Visiting Washington, DC

Things we learned and some suggestions about the US national capital:

1. A bus tour helps to get orientated: the red bus tour was our choice because we liked the open top - it was very good, if a little grid-locked on Friday. Monday was better. There are two other touring companies; they all seem to overlap - be ready for glorification of wars and lots of statues of dead white men. Martin Luther King is given a token location - his feet are still encased in stone, unsculpted, because "his work was unfinished".  (Alert: segregation in tourism can be seen here as the whites went to Roosevelt and Moslem/black tourists could be found at MLK.)

2. The city is clean - perhaps the cleanest city that I've ever visited. There are re-cycling bins everywhere but it is not clear whether people understand the purpose of separating garbage.

3. Food is expensive. We bought groceries for our breakfasts and snacks - cheese, crackers, fruit, cereal, milk, tea and coffee. $2.90 for two quarts of milk, $1.20 for a banana - US funds. 

4. Public bus and metro service is excellent! The drivers and metro service managers were very pleasant and helpful. For seniors, $1 a ride practically anywhere; everyone else $2. If we went back, we would purchase a "smartride" card which is needed for transfers - over two hours. Eating out? Expect a minimum of $15 for a salad or a sandwich. Our best deal was the American University cafeteria where that same $15 got an all-you-can-eat buffet. The menu at the German restaurant around the corner from our Airbnb listed meals at $48.

5. Smithsonian museums and galleries are free - we went to the National Arboretum (and rose garden), the National Museum of the American Indian, the National Cathedral (not free), the National Art Gallery and especially the National Museum of African American History. (Tickets for the last one are on line about four months in advance of the visit, daily tickets go up at 6:30 am - our choice - or you can stand in line at 1:00 pm.) (It was warm outside and the air conditioning was fierce - we carried extra clothes.)
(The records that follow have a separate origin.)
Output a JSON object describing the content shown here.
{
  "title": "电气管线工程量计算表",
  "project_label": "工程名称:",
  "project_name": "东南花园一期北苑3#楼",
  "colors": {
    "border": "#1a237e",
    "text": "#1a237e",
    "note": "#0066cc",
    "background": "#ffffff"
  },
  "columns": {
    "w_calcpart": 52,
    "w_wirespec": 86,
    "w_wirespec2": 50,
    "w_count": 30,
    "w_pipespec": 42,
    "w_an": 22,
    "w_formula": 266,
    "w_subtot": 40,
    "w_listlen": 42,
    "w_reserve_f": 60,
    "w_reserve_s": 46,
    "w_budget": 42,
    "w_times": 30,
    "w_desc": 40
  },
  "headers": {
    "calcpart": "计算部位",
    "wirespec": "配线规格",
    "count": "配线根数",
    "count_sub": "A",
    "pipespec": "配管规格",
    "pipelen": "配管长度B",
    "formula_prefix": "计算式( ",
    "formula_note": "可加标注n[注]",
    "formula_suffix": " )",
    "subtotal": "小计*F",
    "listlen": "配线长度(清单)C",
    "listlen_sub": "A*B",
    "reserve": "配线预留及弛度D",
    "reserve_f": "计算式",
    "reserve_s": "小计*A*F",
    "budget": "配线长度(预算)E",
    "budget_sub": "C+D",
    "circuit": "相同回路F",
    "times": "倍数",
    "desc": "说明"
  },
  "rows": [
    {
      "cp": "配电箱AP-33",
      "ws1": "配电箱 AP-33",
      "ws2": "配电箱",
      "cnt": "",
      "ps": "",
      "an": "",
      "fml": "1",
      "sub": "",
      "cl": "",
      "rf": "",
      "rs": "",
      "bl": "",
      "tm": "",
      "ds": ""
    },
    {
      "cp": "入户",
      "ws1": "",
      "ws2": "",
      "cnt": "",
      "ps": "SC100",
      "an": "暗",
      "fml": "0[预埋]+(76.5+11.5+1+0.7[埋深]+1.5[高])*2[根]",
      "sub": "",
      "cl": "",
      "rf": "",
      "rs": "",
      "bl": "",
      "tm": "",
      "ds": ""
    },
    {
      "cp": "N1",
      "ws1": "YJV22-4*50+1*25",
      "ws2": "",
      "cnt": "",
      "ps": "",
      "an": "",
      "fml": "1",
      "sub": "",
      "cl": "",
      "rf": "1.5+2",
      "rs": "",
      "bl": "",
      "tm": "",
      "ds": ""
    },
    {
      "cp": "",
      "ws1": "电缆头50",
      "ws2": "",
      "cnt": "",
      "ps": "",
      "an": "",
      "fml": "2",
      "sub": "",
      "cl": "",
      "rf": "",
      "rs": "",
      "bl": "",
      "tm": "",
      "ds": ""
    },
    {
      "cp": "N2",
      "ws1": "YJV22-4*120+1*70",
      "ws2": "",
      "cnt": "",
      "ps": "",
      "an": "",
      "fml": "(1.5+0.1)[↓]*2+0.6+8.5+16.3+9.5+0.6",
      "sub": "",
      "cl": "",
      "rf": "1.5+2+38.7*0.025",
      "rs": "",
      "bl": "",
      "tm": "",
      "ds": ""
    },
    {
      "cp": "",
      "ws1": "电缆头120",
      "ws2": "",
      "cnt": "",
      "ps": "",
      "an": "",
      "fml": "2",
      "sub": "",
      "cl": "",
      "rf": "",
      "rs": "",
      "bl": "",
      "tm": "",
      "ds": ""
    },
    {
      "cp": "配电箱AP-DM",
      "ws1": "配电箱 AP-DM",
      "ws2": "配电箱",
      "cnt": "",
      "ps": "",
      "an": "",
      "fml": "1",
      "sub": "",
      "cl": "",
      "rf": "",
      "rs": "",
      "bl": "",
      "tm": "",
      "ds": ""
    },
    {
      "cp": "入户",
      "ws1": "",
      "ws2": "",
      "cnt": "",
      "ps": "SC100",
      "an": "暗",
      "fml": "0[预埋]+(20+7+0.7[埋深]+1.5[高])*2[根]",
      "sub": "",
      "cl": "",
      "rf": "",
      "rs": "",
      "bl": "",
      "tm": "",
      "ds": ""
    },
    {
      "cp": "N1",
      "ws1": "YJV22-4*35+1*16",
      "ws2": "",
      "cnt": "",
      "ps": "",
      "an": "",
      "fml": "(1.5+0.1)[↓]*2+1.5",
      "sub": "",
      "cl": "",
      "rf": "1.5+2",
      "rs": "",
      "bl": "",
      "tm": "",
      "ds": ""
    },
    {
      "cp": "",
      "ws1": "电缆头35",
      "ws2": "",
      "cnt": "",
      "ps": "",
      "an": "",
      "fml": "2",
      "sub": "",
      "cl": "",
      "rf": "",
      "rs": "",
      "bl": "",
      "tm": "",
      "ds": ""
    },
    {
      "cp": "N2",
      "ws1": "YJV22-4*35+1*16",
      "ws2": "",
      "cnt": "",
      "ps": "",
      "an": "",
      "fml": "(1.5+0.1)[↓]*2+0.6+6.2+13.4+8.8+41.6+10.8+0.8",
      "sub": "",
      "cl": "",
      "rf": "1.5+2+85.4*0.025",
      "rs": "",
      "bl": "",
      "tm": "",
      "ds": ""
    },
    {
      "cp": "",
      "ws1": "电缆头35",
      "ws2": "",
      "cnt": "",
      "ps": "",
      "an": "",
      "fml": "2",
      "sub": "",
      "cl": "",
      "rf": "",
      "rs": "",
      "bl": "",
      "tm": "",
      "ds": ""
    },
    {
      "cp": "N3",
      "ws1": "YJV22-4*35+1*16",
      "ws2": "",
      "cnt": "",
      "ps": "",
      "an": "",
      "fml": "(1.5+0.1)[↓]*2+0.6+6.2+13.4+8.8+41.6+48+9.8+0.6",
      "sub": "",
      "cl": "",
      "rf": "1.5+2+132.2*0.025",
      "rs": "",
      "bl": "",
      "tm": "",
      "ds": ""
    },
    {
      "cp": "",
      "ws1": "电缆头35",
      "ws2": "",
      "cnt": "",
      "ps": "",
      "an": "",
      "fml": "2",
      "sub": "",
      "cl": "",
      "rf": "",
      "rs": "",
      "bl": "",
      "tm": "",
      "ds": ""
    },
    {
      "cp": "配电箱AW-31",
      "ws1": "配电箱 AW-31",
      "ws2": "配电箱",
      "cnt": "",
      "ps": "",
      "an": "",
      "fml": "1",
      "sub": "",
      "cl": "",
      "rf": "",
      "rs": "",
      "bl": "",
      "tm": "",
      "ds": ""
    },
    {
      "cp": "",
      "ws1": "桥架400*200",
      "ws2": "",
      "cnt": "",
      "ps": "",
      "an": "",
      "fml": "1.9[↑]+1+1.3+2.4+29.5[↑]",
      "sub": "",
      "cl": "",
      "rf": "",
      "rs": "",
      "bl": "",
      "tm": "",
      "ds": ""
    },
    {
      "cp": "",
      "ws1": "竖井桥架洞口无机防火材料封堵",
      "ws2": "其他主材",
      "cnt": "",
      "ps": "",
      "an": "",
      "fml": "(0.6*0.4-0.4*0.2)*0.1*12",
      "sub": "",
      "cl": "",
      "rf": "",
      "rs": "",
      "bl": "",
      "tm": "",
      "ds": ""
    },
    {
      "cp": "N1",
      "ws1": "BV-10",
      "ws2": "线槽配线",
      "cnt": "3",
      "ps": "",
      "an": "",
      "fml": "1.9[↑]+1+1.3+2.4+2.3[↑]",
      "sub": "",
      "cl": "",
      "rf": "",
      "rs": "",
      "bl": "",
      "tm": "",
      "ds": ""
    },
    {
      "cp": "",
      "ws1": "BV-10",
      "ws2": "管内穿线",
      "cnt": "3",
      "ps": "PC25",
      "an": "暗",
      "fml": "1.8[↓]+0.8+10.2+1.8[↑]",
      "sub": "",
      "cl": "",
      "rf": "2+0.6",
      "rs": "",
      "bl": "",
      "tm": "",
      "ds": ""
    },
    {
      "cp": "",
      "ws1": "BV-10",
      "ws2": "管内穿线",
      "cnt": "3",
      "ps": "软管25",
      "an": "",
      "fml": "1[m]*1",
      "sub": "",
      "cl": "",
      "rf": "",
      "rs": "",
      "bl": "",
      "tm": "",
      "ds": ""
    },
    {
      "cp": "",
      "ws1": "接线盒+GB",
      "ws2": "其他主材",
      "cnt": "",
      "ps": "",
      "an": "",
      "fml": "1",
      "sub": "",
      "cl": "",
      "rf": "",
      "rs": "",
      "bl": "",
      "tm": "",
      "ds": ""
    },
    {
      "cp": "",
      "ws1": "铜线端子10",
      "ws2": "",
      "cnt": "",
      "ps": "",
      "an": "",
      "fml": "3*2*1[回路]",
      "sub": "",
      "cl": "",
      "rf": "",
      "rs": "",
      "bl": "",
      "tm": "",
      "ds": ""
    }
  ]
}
6. There are lots of demonstrations and a few vigils. We went to the demonstration for health care; an experience in sharing just a little in the US underbelly with lots and lots of police presence. We saw the vigil against torture (and Guantanamo) from the bus. Probably best to leave before arrests start unless you are rich or famous enough to get media attention.

We were blessed with fantastic weather and would easily go again!